Protesters were arrested after school officials ordered the four-week-old protest site closed over safety concerns. New Mexico State Police raided the spot late Tuesday and have prevented protesters from returning.

Organizers are pressing city officials to allow them to relocate to Robinson Park. Albuquerque protesters met Thursday with Mayor Richard Berry, but Berry did not make a decision. He told protesters he wanted to seek a balance between free speech and public safety.

Burlington, Vt.: More than 100 social activists planned to stay the night in City Hall Park in Burlington as they worked to expand into a 24-hour operation. The Burlington protests began last Sunday, but Friday's effort marked the first time the Vermont movement was going to try to go full time.

City rules don't allow the park to be used between midnight and 6 a.m. But city officials ruled Friday the protesters could stay, as long as no laws were broken and there were no threats to public safety. The city vowed to take a wait-and-see approach to enforcement of the camping ban.

Traverse City, Mich.: Participants in the Occupy protest in this Michigan city plan to collect food, clothing and blankets for the needy.

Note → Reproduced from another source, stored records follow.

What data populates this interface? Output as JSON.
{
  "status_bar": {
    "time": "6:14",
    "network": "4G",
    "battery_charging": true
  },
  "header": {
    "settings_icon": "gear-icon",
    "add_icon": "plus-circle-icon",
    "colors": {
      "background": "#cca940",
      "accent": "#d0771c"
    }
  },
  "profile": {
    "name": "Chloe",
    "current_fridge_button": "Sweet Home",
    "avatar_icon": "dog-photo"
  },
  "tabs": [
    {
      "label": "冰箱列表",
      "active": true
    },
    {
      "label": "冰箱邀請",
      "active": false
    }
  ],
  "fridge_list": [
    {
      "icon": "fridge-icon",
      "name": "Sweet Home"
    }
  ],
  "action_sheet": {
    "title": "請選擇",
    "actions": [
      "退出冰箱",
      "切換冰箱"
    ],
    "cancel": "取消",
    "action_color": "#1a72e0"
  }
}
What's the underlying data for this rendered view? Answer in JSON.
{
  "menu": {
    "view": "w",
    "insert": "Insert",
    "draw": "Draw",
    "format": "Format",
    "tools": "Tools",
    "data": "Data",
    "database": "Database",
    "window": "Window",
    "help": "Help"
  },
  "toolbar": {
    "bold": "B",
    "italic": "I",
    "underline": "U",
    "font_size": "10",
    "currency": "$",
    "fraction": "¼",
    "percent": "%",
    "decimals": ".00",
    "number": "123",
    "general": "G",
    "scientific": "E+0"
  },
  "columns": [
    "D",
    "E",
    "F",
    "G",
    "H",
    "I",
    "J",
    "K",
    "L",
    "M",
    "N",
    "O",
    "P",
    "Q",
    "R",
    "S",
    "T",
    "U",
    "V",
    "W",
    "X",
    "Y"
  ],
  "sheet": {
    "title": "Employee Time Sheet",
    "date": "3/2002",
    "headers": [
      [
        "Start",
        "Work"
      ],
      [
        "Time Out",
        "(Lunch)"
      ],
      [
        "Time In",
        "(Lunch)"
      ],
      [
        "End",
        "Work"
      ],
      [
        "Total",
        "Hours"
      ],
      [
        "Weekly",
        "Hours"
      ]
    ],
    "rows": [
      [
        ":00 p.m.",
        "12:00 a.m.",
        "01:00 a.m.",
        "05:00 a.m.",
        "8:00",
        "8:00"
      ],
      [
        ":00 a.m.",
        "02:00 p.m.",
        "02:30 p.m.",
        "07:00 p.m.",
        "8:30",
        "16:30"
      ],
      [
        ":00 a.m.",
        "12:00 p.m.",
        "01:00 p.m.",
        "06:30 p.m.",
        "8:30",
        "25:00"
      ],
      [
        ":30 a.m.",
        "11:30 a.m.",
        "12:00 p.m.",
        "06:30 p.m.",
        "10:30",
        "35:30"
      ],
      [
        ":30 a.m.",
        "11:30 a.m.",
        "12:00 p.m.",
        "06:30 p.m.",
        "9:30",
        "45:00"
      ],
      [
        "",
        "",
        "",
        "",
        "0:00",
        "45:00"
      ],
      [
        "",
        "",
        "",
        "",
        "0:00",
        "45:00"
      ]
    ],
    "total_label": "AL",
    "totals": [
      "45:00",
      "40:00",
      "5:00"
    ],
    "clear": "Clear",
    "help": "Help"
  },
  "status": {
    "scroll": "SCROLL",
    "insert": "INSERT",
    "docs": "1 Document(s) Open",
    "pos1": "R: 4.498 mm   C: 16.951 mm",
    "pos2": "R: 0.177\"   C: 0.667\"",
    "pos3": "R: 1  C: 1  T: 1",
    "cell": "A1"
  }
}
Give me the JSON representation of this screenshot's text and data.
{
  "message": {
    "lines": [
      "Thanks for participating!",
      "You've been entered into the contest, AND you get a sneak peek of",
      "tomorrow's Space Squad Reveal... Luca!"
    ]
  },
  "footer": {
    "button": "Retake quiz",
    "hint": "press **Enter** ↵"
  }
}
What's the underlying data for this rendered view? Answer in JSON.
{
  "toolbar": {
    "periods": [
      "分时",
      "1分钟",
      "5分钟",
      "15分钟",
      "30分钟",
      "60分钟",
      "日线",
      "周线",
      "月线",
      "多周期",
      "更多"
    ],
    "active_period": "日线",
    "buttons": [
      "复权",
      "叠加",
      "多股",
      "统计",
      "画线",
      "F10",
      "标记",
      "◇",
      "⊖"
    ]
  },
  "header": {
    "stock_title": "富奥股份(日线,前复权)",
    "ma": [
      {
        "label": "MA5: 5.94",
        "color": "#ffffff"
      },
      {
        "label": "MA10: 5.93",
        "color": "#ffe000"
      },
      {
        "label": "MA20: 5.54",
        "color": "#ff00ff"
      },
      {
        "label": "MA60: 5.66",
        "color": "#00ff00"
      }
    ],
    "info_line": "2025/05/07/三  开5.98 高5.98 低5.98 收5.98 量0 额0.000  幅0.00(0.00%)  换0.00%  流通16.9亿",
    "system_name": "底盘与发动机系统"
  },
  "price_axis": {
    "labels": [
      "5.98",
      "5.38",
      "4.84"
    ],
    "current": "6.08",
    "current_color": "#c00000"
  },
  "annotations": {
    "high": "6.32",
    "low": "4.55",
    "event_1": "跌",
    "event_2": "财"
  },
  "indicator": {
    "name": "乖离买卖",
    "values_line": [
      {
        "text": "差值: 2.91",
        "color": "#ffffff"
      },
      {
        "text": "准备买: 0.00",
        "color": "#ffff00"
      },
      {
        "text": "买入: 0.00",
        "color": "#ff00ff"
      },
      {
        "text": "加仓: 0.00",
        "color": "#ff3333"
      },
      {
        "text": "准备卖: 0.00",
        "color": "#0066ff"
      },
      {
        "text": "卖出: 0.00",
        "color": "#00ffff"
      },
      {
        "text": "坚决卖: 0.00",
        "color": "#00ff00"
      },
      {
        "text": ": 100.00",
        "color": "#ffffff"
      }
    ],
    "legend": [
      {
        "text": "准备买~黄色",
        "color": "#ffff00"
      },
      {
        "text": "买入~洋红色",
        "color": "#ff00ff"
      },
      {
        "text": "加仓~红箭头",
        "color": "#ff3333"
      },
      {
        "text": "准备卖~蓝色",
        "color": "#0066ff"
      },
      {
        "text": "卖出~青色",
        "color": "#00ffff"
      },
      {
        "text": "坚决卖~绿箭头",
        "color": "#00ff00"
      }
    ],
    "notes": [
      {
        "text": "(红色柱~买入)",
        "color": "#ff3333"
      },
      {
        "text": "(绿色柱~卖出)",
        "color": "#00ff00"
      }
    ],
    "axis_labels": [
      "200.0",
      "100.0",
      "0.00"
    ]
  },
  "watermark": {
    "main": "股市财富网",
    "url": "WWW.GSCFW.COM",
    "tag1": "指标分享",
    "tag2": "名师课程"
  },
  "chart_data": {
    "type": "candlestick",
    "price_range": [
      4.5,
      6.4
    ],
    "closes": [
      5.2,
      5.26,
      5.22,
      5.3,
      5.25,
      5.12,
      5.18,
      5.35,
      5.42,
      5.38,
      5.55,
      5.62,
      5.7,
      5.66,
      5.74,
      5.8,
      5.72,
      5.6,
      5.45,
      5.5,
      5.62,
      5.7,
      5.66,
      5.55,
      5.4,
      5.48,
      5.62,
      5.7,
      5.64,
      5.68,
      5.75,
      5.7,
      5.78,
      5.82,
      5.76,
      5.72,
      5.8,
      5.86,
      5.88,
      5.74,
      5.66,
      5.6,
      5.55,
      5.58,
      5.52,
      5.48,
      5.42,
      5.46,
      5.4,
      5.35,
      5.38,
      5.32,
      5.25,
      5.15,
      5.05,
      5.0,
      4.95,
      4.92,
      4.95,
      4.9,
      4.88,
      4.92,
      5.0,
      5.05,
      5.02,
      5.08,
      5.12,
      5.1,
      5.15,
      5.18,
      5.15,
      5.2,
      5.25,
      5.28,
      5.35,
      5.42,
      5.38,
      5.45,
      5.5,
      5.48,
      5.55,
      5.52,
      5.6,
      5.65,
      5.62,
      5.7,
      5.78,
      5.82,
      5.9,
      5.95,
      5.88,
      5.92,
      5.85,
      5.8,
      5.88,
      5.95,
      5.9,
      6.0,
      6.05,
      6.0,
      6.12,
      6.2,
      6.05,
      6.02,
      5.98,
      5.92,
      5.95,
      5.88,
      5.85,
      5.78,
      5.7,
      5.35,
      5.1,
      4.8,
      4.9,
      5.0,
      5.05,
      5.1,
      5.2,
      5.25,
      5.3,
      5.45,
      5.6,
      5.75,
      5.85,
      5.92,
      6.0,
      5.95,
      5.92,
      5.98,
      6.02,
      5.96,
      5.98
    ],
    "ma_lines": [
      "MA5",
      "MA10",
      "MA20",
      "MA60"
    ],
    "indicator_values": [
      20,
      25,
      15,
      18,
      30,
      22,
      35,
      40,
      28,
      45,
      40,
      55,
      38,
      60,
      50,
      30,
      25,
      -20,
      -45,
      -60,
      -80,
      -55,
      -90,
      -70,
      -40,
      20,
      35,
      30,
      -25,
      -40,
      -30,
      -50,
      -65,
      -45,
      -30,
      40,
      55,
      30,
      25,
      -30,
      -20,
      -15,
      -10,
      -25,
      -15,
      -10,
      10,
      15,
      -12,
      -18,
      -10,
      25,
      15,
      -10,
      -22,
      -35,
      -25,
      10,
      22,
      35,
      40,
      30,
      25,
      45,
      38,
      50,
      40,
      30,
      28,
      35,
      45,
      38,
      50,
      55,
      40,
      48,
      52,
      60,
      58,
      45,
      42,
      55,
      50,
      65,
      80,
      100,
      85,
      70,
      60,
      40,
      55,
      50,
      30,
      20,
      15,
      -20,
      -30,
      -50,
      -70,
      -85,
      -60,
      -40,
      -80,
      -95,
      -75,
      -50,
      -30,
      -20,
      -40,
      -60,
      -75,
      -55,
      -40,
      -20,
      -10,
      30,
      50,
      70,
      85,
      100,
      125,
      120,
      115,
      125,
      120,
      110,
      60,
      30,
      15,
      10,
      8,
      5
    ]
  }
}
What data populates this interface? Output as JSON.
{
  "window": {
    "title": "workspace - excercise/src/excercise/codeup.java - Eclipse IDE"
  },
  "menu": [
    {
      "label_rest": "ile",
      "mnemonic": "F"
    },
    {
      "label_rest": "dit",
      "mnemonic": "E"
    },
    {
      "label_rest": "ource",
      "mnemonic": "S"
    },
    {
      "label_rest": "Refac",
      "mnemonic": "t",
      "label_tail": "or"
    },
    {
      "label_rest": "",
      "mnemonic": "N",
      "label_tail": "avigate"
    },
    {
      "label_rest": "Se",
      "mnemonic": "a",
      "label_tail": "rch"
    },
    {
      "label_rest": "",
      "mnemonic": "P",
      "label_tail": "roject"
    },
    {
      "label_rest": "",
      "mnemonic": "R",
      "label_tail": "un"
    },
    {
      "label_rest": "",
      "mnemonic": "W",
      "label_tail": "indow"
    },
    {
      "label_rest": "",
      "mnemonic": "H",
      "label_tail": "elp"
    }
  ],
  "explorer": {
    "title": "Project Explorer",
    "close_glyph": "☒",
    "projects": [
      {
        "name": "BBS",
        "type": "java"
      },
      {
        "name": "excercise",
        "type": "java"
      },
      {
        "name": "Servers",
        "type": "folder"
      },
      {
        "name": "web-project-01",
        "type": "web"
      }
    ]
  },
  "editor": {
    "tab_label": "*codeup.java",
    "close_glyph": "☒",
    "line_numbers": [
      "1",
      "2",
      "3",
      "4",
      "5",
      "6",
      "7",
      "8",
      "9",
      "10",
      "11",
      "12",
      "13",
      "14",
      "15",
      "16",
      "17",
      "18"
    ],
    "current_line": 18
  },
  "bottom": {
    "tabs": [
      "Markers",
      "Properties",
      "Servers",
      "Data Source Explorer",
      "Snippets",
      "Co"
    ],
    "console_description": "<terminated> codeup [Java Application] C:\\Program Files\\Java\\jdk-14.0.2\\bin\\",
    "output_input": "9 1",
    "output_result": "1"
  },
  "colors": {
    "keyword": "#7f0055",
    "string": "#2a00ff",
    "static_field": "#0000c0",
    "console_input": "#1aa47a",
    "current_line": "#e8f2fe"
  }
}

Donations are expected to be given to area nonprofits.

London, England: A part-time chaplain at St. Paul's Cathedral has become the second churchman to resign over the church's attitude to the protest outside the building. Fraser Dyer said he was "embarrassed" by the decision to take legal action to try to evict the anti-capitalist protesters.

Senior clergyman Giles Fraser resigned earlier, saying he feared moves to evict the protesters could end in violence.

Church and local government authorities are separately going to court to try to evict the protesters, though officials have acknowledged it could take weeks or months to get an order to remove the tent city.

As the iconic church reopened after a weeklong closure triggered by the protest, the City of London Corporation said it was launching legal action on the grounds that the protest is an "unreasonable user of the highway." Scores of tents are pitched on the pedestrianized square in front of the cathedral and near a footpath alongside the building.